Blazek: Die klassische Akquise eines Anlegeranwalts läuft über eine Kombination aus selbstreferenzieller Internetaktivität einerseits und der Beschaffung von Anlegerdaten und Kontaktaufnahme andererseits. Entweder wird in Insolvenzakten eingesehen oder gar in Strafakten. Oder in Vertretung eines Anlegers einer Publikumspersonengesellschaft werden Daten der Mitanleger herausverlangt, oft versehen mit dem Hinweis, man sei in Gemeinschaft stärker. Dann wird der Anleger ungefragt kontaktiert und pauschal auf Schadensersatzmöglichkeiten hingewiesen oder Gruppen von Haftungsgegnern. Vor Anlegerveranstaltungen verteilen Anlegeranwälte Flugblätter. Oder sie arbeiten mit irgendwelchen Vereinen zusammen, die die Speerspitze in der Ansprache bilden und später auf Anlegeranwälte verweisen. Aus Gesprächen mit Rechtschutzversicherungen ist mir außerdem bekannt, dass vereinzelte Anlegeranwälte immer wieder mit derselben Argumentation für Mandanten um Rechtschutz bitten und Prozesse führen wollen, obwohl ihnen längst entgegenstehende einheitliche obergerichtliche Rechtsprechung für den speziellen Fall vorliegt. Wohlgemerkt, das alles ist normal, völlig üblich für den Anlegermarkt des Anwalts. Grotesk wird es nur, wenn ein solcher Anwalt einem anderen Anlegeranwalt vorwirft, er benutze Vermittler zur Empfehlung.

diebewertung: Was halten Sie denn grundsätzlich von Interessengemeinschaften?

Blazek: Grundsätzlich sind sie sinnvoll, sowohl auf Seite der Finanzdienstleister, als auch auf Anlegerseite.
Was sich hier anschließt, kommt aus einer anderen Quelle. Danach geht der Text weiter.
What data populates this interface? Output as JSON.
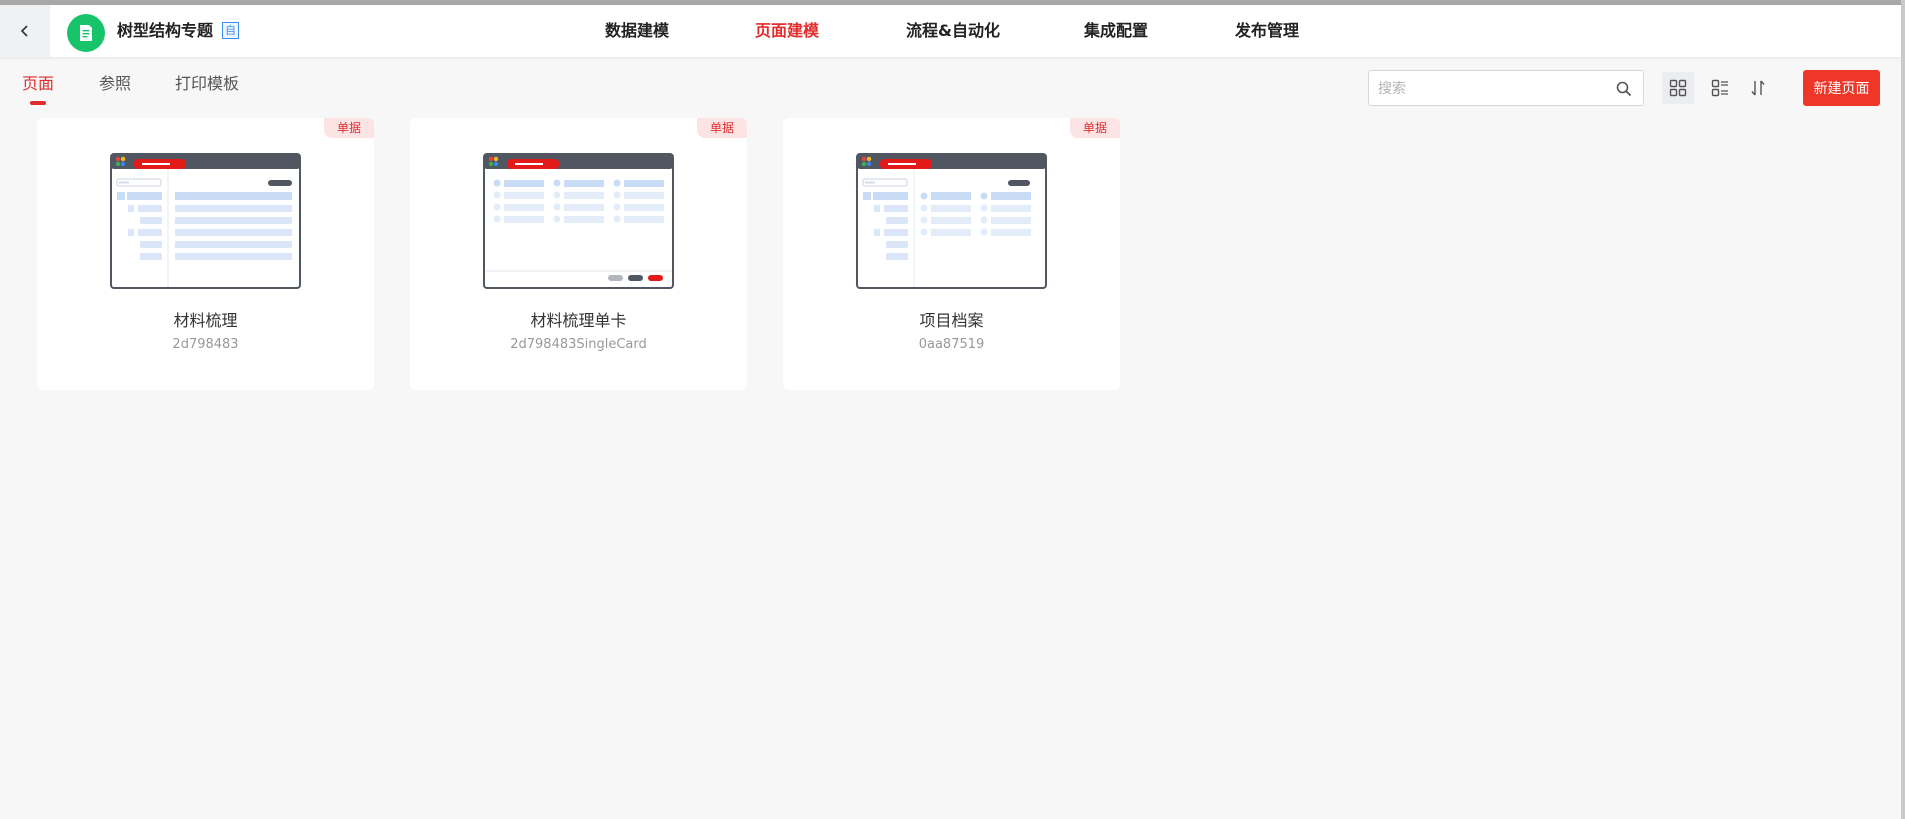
{
  "header": {
    "back_icon": "chevron-left-icon",
    "logo_icon": "document-icon",
    "logo_color": "#18c46a",
    "app_title": "树型结构专题",
    "app_badge": "自",
    "nav": [
      {
        "label": "数据建模",
        "active": false
      },
      {
        "label": "页面建模",
        "active": true
      },
      {
        "label": "流程&自动化",
        "active": false
      },
      {
        "label": "集成配置",
        "active": false
      },
      {
        "label": "发布管理",
        "active": false
      }
    ]
  },
  "toolbar": {
    "tabs": [
      {
        "label": "页面",
        "active": true
      },
      {
        "label": "参照",
        "active": false
      },
      {
        "label": "打印模板",
        "active": false
      }
    ],
    "search": {
      "placeholder": "搜索",
      "value": "",
      "icon": "search-icon"
    },
    "view_icons": [
      "grid-view-icon",
      "list-view-icon",
      "sort-icon"
    ],
    "new_button": "新建页面"
  },
  "cards": [
    {
      "badge": "单据",
      "title": "材料梳理",
      "code": "2d798483",
      "thumb": "tree-list"
    },
    {
      "badge": "单据",
      "title": "材料梳理单卡",
      "code": "2d798483SingleCard",
      "thumb": "single-card"
    },
    {
      "badge": "单据",
      "title": "项目档案",
      "code": "0aa87519",
      "thumb": "tree-grid"
    }
  ],
  "colors": {
    "accent": "#e32d2d",
    "primary_button": "#f03629",
    "badge_bg": "#fde4e4"
  }
}
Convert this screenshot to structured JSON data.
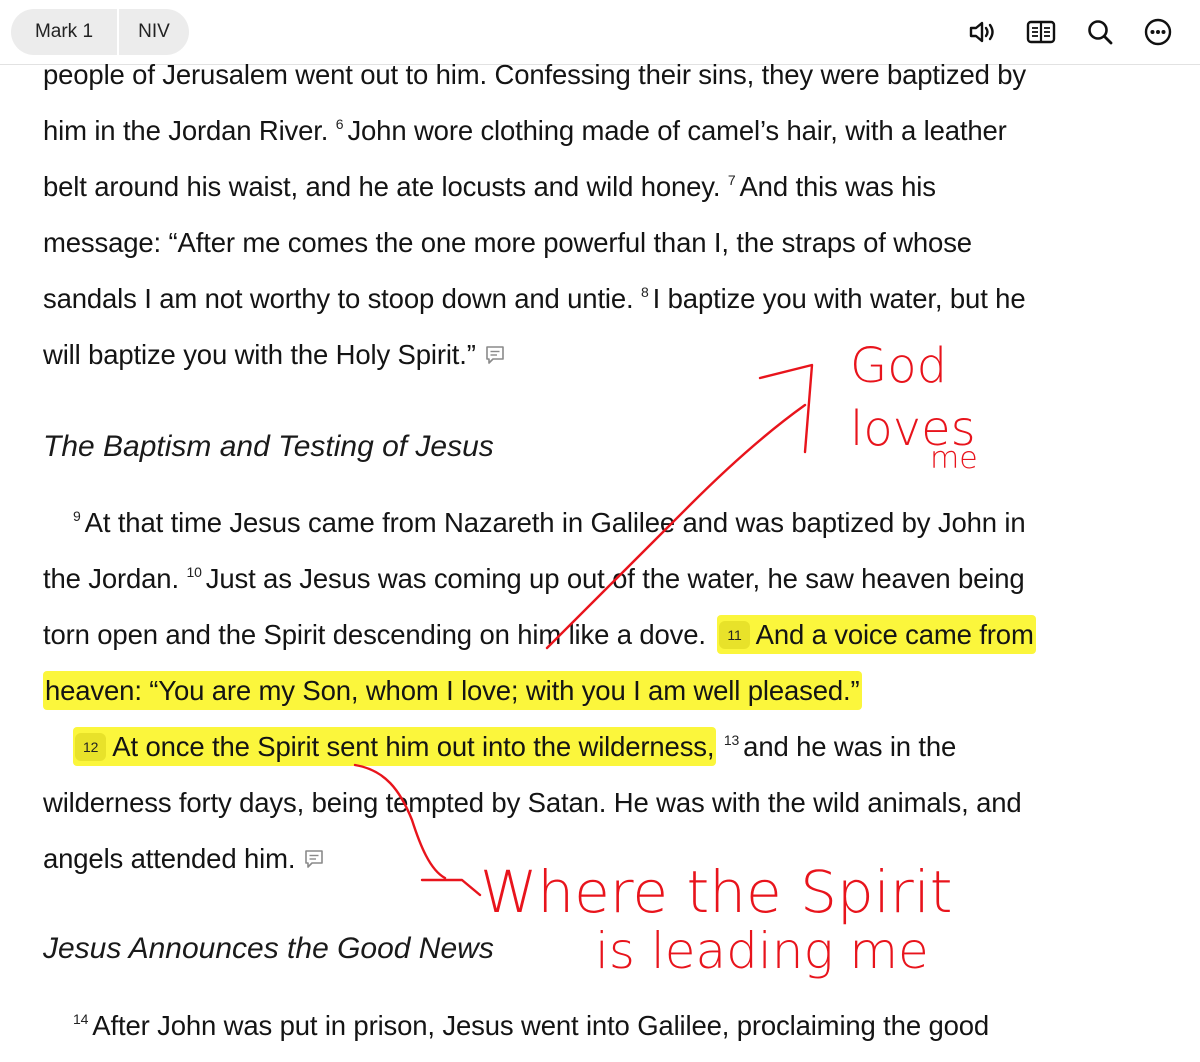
{
  "toolbar": {
    "book_chapter": "Mark 1",
    "version": "NIV",
    "icons": [
      "audio-icon",
      "parallel-icon",
      "search-icon",
      "more-icon"
    ]
  },
  "passage": {
    "line1": "people of Jerusalem went out to him. Confessing their sins, they were baptized by",
    "line2_a": "him in the Jordan River.",
    "v6": "6",
    "line2_b": "John wore clothing made of camel’s hair, with a leather",
    "line3_a": "belt around his waist, and he ate locusts and wild honey.",
    "v7": "7",
    "line3_b": "And this was his",
    "line4": "message: “After me comes the one more powerful than I, the straps of whose",
    "line5_a": "sandals I am not worthy to stoop down and untie.",
    "v8": "8",
    "line5_b": "I baptize you with water, but he",
    "line6": "will baptize you with the Holy Spirit.”",
    "heading1": "The Baptism and Testing of Jesus",
    "v9": "9",
    "line7": "At that time Jesus came from Nazareth in Galilee and was baptized by John in",
    "line8_a": "the Jordan.",
    "v10": "10",
    "line8_b": "Just as Jesus was coming up out of the water, he saw heaven being",
    "line9_a": "torn open and the Spirit descending on him like a dove.",
    "v11": "11",
    "line9_b": "And a voice came from",
    "line10": "heaven: “You are my Son, whom I love; with you I am well pleased.”",
    "v12": "12",
    "line11_a": "At once the Spirit sent him out into the wilderness,",
    "v13": "13",
    "line11_b": "and he was in the",
    "line12": "wilderness forty days, being tempted by Satan. He was with the wild animals, and",
    "line13": "angels attended him.",
    "heading2": "Jesus Announces the Good News",
    "v14": "14",
    "line14": "After John was put in prison, Jesus went into Galilee, proclaiming the good"
  },
  "annotations": {
    "note1_a": "God",
    "note1_b": "loves",
    "note1_c": "me",
    "note2_a": "Where the Spirit",
    "note2_b": "is leading me"
  },
  "colors": {
    "highlight": "#fbf63c",
    "ink": "#e8141c"
  }
}
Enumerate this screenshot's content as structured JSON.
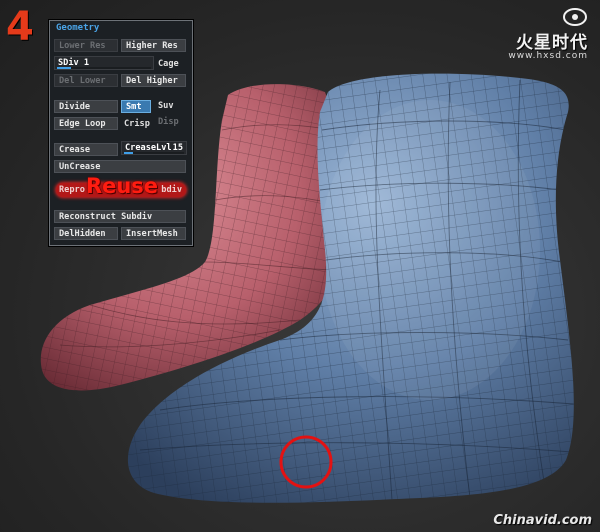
{
  "step": {
    "number": "4"
  },
  "watermark_top": {
    "brand": "火星时代",
    "site": "www.hxsd.com"
  },
  "watermark_bottom": {
    "text": "Chinavid.com"
  },
  "callout": {
    "text": "Reuse",
    "color": "#ff1c10"
  },
  "palette": {
    "title": "Geometry",
    "lower_res": "Lower Res",
    "higher_res": "Higher Res",
    "sdiv": {
      "label": "SDiv",
      "value": "1",
      "level": 0.15
    },
    "cage": "Cage",
    "del_lower": "Del Lower",
    "del_higher": "Del Higher",
    "divide": "Divide",
    "smt": "Smt",
    "suv": "Suv",
    "edge_loop": "Edge Loop",
    "crisp": "Crisp",
    "disp": "Disp",
    "crease": "Crease",
    "crease_lvl": {
      "label": "CreaseLvl",
      "value": "15",
      "level": 0.15
    },
    "uncrease": "UnCrease",
    "reproject_left": "Repro",
    "reproject_right": "bdiv",
    "reconstruct_subdiv": "Reconstruct Subdiv",
    "del_hidden": "DelHidden",
    "insert_mesh": "InsertMesh"
  },
  "colors": {
    "accent_blue": "#4aa3e6",
    "active_button": "#3a7ab0",
    "highlight_red": "#b21818",
    "boot_front": "#5f7ea6",
    "boot_back": "#b8606c"
  }
}
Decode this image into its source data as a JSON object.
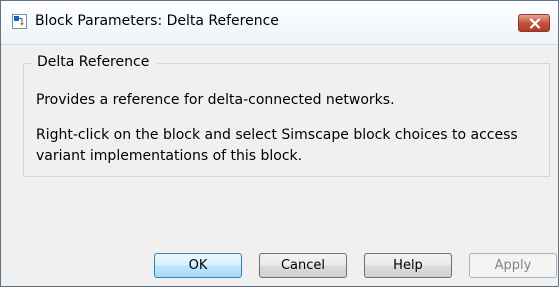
{
  "window": {
    "title": "Block Parameters: Delta Reference",
    "app_icon": "simulink-block-icon",
    "close_icon": "close-icon"
  },
  "group": {
    "legend": "Delta Reference",
    "description_line1": "Provides a reference for delta-connected networks.",
    "description_line2": "Right-click on the block and select Simscape block choices to access",
    "description_line3": "variant implementations of this block."
  },
  "buttons": {
    "ok": "OK",
    "cancel": "Cancel",
    "help": "Help",
    "apply": "Apply"
  },
  "colors": {
    "close_button": "#c3533d",
    "default_button_border": "#3c7fb1",
    "disabled_text": "#838383"
  }
}
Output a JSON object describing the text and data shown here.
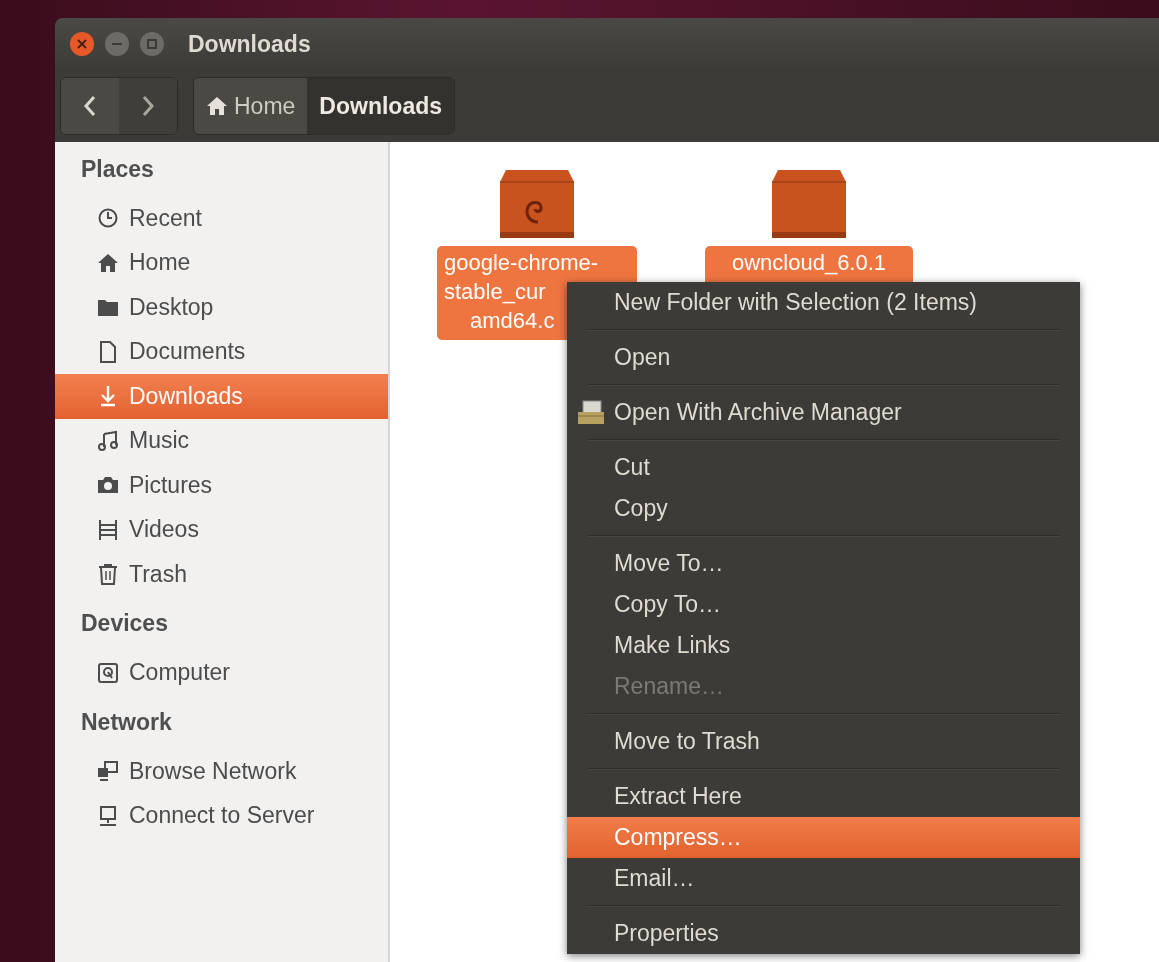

Hin und wieder sind Finanzdienstleister auch Anleger, oder beide sind Anfechtungsgegner von Insolvenzverwaltern. Aber auch hier gilt der alte Juristensatz: Es kommt auf den jeweiligen Fallkomplex an. Eine Vermischung kann jedoch dann problematisch werden, soweit sich ein Anwalt um beide Seiten kümmern soll aus demselben Lebenssachverhalt heraus. Generell weise ich unsere Vermittlermandanten in jedem Komplex darauf hin, dass der Kunde von gestern der Gegner von morgen sein kann oder noch von dritter Seite Unannehmlichkeiten drohen können, zum Beispiel von der VSH oder einem Insolvenzverwalter. Deshalb rate ich tendenziell dazu, dass sich jede Seite auf ihre eigenen Interessen konzentriert.